Дагейда медленно подняла глаза к лицу Хагира. Огромный черный зрачок совсем скрыл желтый цвет, и глаза стали как две пропасти.
– Крепче дракона ничего нет, – тихо сказала она и потом вдруг попросила: – Отдай мне белого дракона!
– Какого белого дракона? – спросил Хагир и вспомнил Верзилу: почему-то все здесь называли его кубок просто драконом. Похоже, он не видит самого важного в той вещи, которую держит в руке.
– Вот этого. Ты не думай, я тоже имею на него право! – горячо воскликнула Дагейда и вскочила на ноги.
Ее движение было так стремительно и сильно, что Хагир внутренне вздрогнул и ощутил копье, лежащее рядом, как собственную руку, но Дагейда не двинулась с места, и он остался сидеть.

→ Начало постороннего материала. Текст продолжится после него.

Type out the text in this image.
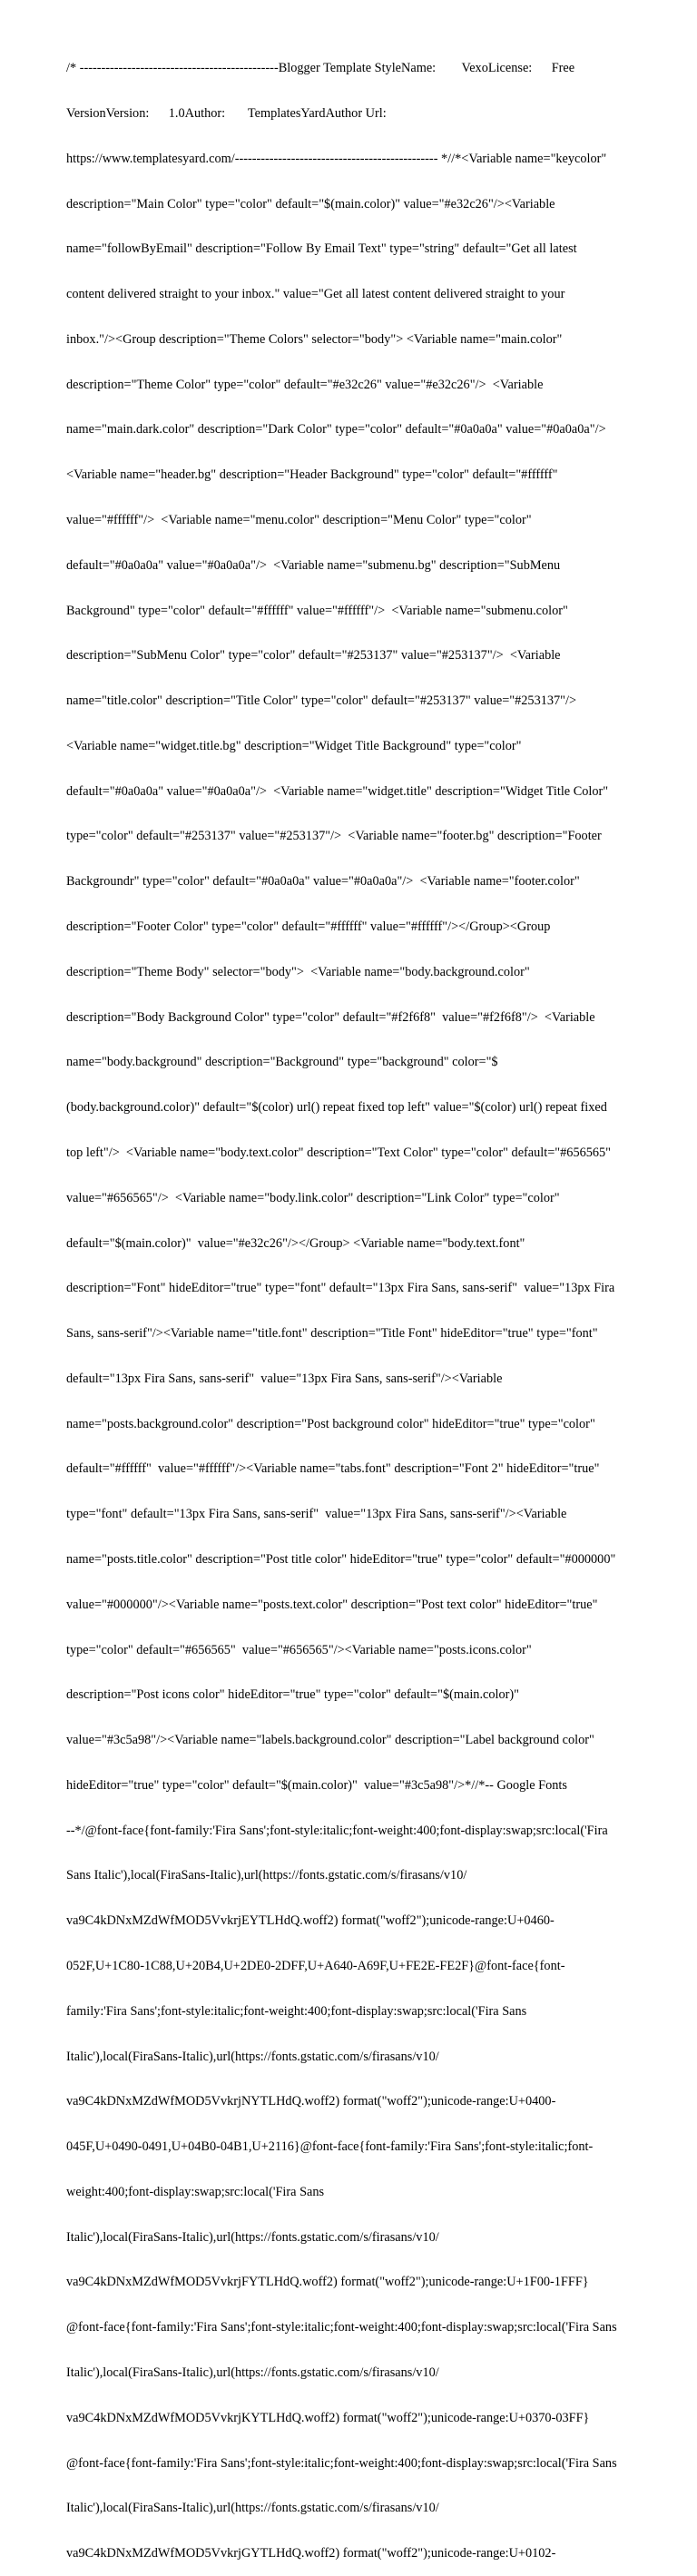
/* ----------------------------------------------Blogger Template StyleName:        VexoLicense:      Free

VersionVersion:      1.0Author:       TemplatesYardAuthor Url:

https://www.templatesyard.com/----------------------------------------------- *//*<Variable name="keycolor"

description="Main Color" type="color" default="$(main.color)" value="#e32c26"/><Variable

name="followByEmail" description="Follow By Email Text" type="string" default="Get all latest

content delivered straight to your inbox." value="Get all latest content delivered straight to your

inbox."/><Group description="Theme Colors" selector="body"> <Variable name="main.color"

description="Theme Color" type="color" default="#e32c26" value="#e32c26"/>  <Variable

name="main.dark.color" description="Dark Color" type="color" default="#0a0a0a" value="#0a0a0a"/>

<Variable name="header.bg" description="Header Background" type="color" default="#ffffff"

value="#ffffff"/>  <Variable name="menu.color" description="Menu Color" type="color"

default="#0a0a0a" value="#0a0a0a"/>  <Variable name="submenu.bg" description="SubMenu

Background" type="color" default="#ffffff" value="#ffffff"/>  <Variable name="submenu.color"

description="SubMenu Color" type="color" default="#253137" value="#253137"/>  <Variable

name="title.color" description="Title Color" type="color" default="#253137" value="#253137"/>

<Variable name="widget.title.bg" description="Widget Title Background" type="color"

default="#0a0a0a" value="#0a0a0a"/>  <Variable name="widget.title" description="Widget Title Color"

type="color" default="#253137" value="#253137"/>  <Variable name="footer.bg" description="Footer

Backgroundr" type="color" default="#0a0a0a" value="#0a0a0a"/>  <Variable name="footer.color"

description="Footer Color" type="color" default="#ffffff" value="#ffffff"/></Group><Group

description="Theme Body" selector="body">  <Variable name="body.background.color"

description="Body Background Color" type="color" default="#f2f6f8"  value="#f2f6f8"/>  <Variable

name="body.background" description="Background" type="background" color="$

(body.background.color)" default="$(color) url() repeat fixed top left" value="$(color) url() repeat fixed

top left"/>  <Variable name="body.text.color" description="Text Color" type="color" default="#656565"

value="#656565"/>  <Variable name="body.link.color" description="Link Color" type="color"

default="$(main.color)"  value="#e32c26"/></Group> <Variable name="body.text.font"

description="Font" hideEditor="true" type="font" default="13px Fira Sans, sans-serif"  value="13px Fira

Sans, sans-serif"/><Variable name="title.font" description="Title Font" hideEditor="true" type="font"

default="13px Fira Sans, sans-serif"  value="13px Fira Sans, sans-serif"/><Variable

name="posts.background.color" description="Post background color" hideEditor="true" type="color"

default="#ffffff"  value="#ffffff"/><Variable name="tabs.font" description="Font 2" hideEditor="true"

type="font" default="13px Fira Sans, sans-serif"  value="13px Fira Sans, sans-serif"/><Variable

name="posts.title.color" description="Post title color" hideEditor="true" type="color" default="#000000"

value="#000000"/><Variable name="posts.text.color" description="Post text color" hideEditor="true"

type="color" default="#656565"  value="#656565"/><Variable name="posts.icons.color"

description="Post icons color" hideEditor="true" type="color" default="$(main.color)"

value="#3c5a98"/><Variable name="labels.background.color" description="Label background color"

hideEditor="true" type="color" default="$(main.color)"  value="#3c5a98"/>*//*-- Google Fonts

--*/@font-face{font-family:'Fira Sans';font-style:italic;font-weight:400;font-display:swap;src:local('Fira

Sans Italic'),local(FiraSans-Italic),url(https://fonts.gstatic.com/s/firasans/v10/

va9C4kDNxMZdWfMOD5VvkrjEYTLHdQ.woff2) format("woff2");unicode-range:U+0460-

052F,U+1C80-1C88,U+20B4,U+2DE0-2DFF,U+A640-A69F,U+FE2E-FE2F}@font-face{font-

family:'Fira Sans';font-style:italic;font-weight:400;font-display:swap;src:local('Fira Sans

Italic'),local(FiraSans-Italic),url(https://fonts.gstatic.com/s/firasans/v10/

va9C4kDNxMZdWfMOD5VvkrjNYTLHdQ.woff2) format("woff2");unicode-range:U+0400-

045F,U+0490-0491,U+04B0-04B1,U+2116}@font-face{font-family:'Fira Sans';font-style:italic;font-

weight:400;font-display:swap;src:local('Fira Sans

Italic'),local(FiraSans-Italic),url(https://fonts.gstatic.com/s/firasans/v10/

va9C4kDNxMZdWfMOD5VvkrjFYTLHdQ.woff2) format("woff2");unicode-range:U+1F00-1FFF}

@font-face{font-family:'Fira Sans';font-style:italic;font-weight:400;font-display:swap;src:local('Fira Sans

Italic'),local(FiraSans-Italic),url(https://fonts.gstatic.com/s/firasans/v10/

va9C4kDNxMZdWfMOD5VvkrjKYTLHdQ.woff2) format("woff2");unicode-range:U+0370-03FF}

@font-face{font-family:'Fira Sans';font-style:italic;font-weight:400;font-display:swap;src:local('Fira Sans

Italic'),local(FiraSans-Italic),url(https://fonts.gstatic.com/s/firasans/v10/

va9C4kDNxMZdWfMOD5VvkrjGYTLHdQ.woff2) format("woff2");unicode-range:U+0102-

– Мой отец когда-то владел тремя драконами! – продолжала ведьма. – Их украли у него, и тогда его покинула удача и за ним пришла смерть! Я должна вернуть их!
– Что это за три дракона?
– Первый – черный Дракон Битвы, – пустилась объяснять Дагейда и снова села на камень. В чертах ее лица мелькали тревога и недовольство, но почему-то она не могла оставить вопрос Хагира без ответа, и он снова ощутил себя сильнее ее. – Это меч, и кто владеет им, тот никогда не будет знать поражений. Но вот беда: он сам приносит смерть владельцу, так уж заведено. И тот, кто владеет им, носит на поясе собственную смерть. Второй – золотой Дракон Судьбы. Это обручье, и свойство его таково, что он придется по руке всякому, кто его наденет. Но и у него есть недостаток: он приносит удачу и любовь только тогда, если его дарят по доброй воле. Того, кому он достался дурным путем, ждет неудача во всем и скорая смерть. И третий – белый Дракон Памяти. Это кубок, и тот, кто владеет им, разбудит в себе силу и мудрость предков. Но и здесь есть опасность: сила предков пойдет во благо лишь тому, кто получил кубок добром. В том, кто взял его злым путем, проснутся лишь худшие черты его предков: их пороки, ошибки, неудачи. Всех трех драконов выковали свартальвы. Мой отец когда-то хорошо заплатил за них.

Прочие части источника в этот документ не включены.